Yeah but theres a catch as well - the timetables/schedules are scrapped too. So you wont know when will the bus arrive or will it even arrive at that day.
It doesn’t sound great when you realize you cant really enjoy a free bus ride when theres no bus coming.
Eh I wish - Im not sure which media can be considered as reputable sources in Serbia, but you can find more info here. Just use a translator or something.
Tl;dr - they’ll basically switch to a dynamic plan which indicates when circa the bus will arrive, but this is just a ploy to hide that busses are not arriving on time or at all.
I wouldn’t praise this move at all, it is not doing anything good for those living in Belgrade.
At least they even have decent transit. So many places in north america have never on time hourly bus service that takes 3 times as long, or buy a car. Thats it. Those are the only options unless you have the time and capability to walk 7 kms one way to your grocer, and another 10 to your employer.
D-ticket was well intentioned but a bad idea from the start.
Discalimer: not a German and I only used it once (well twice because it was impossible to buy just one month)
The administrative overhead of centrally gathering all the funds and then portioning them to individual agencies must be hell. And according to what criteria? It makes the responsibility for funding even more murky than it is.
Regional tickets also have to keep existing so it means the entire old ticketing system must remain functional even though few people are using it.
Germany led the way on tariff integration with it's "Verkehrsverbund". The difference being that service planning and ticketing were done by the same agency. Involving the central government doesn't seem like a good idea, sooner or later national politics will start influencing local transit.
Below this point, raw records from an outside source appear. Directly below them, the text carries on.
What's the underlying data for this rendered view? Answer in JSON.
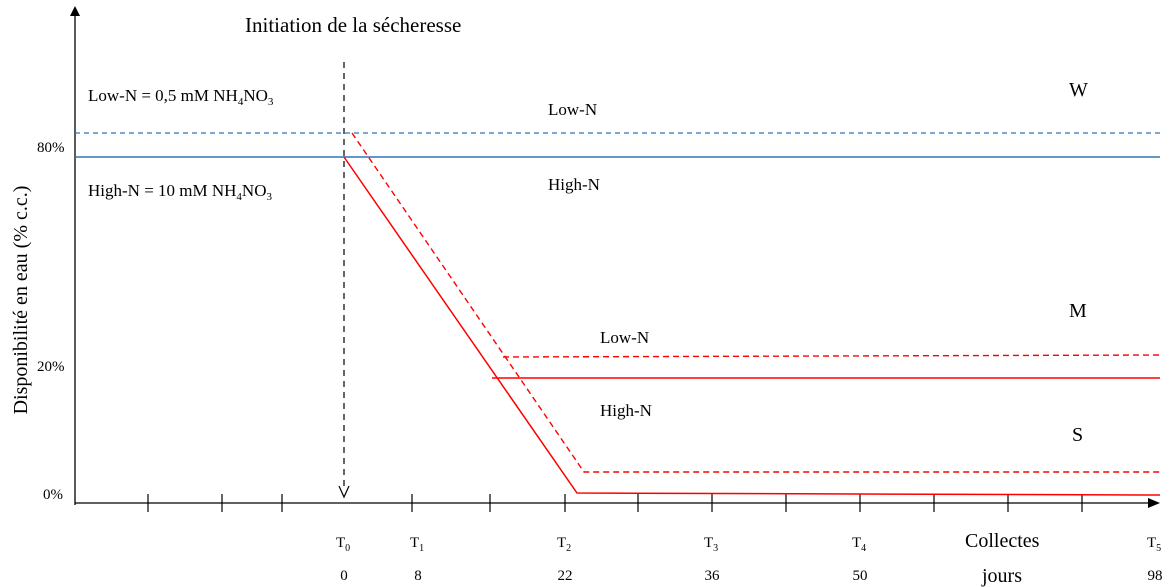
{
  "title": "Initiation de la sécheresse",
  "y_axis_label": "Disponibilité en eau (% c.c.)",
  "y_ticks": [
    "80%",
    "20%",
    "0%"
  ],
  "legend": {
    "low_n": {
      "prefix": "Low-N = 0,5 mM NH",
      "sub1": "4",
      "mid": "NO",
      "sub2": "3"
    },
    "high_n": {
      "prefix": "High-N = 10 mM NH",
      "sub1": "4",
      "mid": "NO",
      "sub2": "3"
    }
  },
  "zone_labels": {
    "well_watered": "W",
    "moderate": "M",
    "severe": "S"
  },
  "line_labels": {
    "w_low": "Low-N",
    "w_high": "High-N",
    "m_low": "Low-N",
    "m_high": "High-N"
  },
  "collection_points": [
    {
      "label": "T",
      "sub": "0",
      "day": "0"
    },
    {
      "label": "T",
      "sub": "1",
      "day": "8"
    },
    {
      "label": "T",
      "sub": "2",
      "day": "22"
    },
    {
      "label": "T",
      "sub": "3",
      "day": "36"
    },
    {
      "label": "T",
      "sub": "4",
      "day": "50"
    },
    {
      "label": "T",
      "sub": "5",
      "day": "98"
    }
  ],
  "x_axis_label_top": "Collectes",
  "x_axis_label_bottom": "jours",
  "colors": {
    "well_watered": "#2e75b6",
    "drought": "#ff0000",
    "axis": "#000000"
  }
}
First time it ever occurred to me, but now that I've read it, of course! Why wouldn't every city make this free?! Solving transportation woes is a surefire way to stoke your economy, and removing payments is going to make public transportation more efficient and cheaper to maintain (no ticket kiosks getting vandalized, no payment processors to pay). Seems like a win win for any congested city.
I see what you're saying here, but how does someone throw away a free train ride or use too many transit trips they don't need? I get sometimes homeless people will sometimes try to use transit as a place to sleep, but decent security and staff could easily handle that if it becomes problematic. I think the freedom of movement and environmental benefits are worth dealing with a couple of hiccups in free transit.
honestly when it comes to holidays the best part is having a cheap and easily navigable public transport system so you can get around to do all your cool shit painlessly. Serbia had suddenly become an interesting prospect!
Meenwhile, Nato europe about to make people into soylent green.
This is not only an efficient path to decongestion, and assiciated productivity improvement, plus poverty benefit, it us also social harmony instead of pig fucker liars vs nazi divisiveness.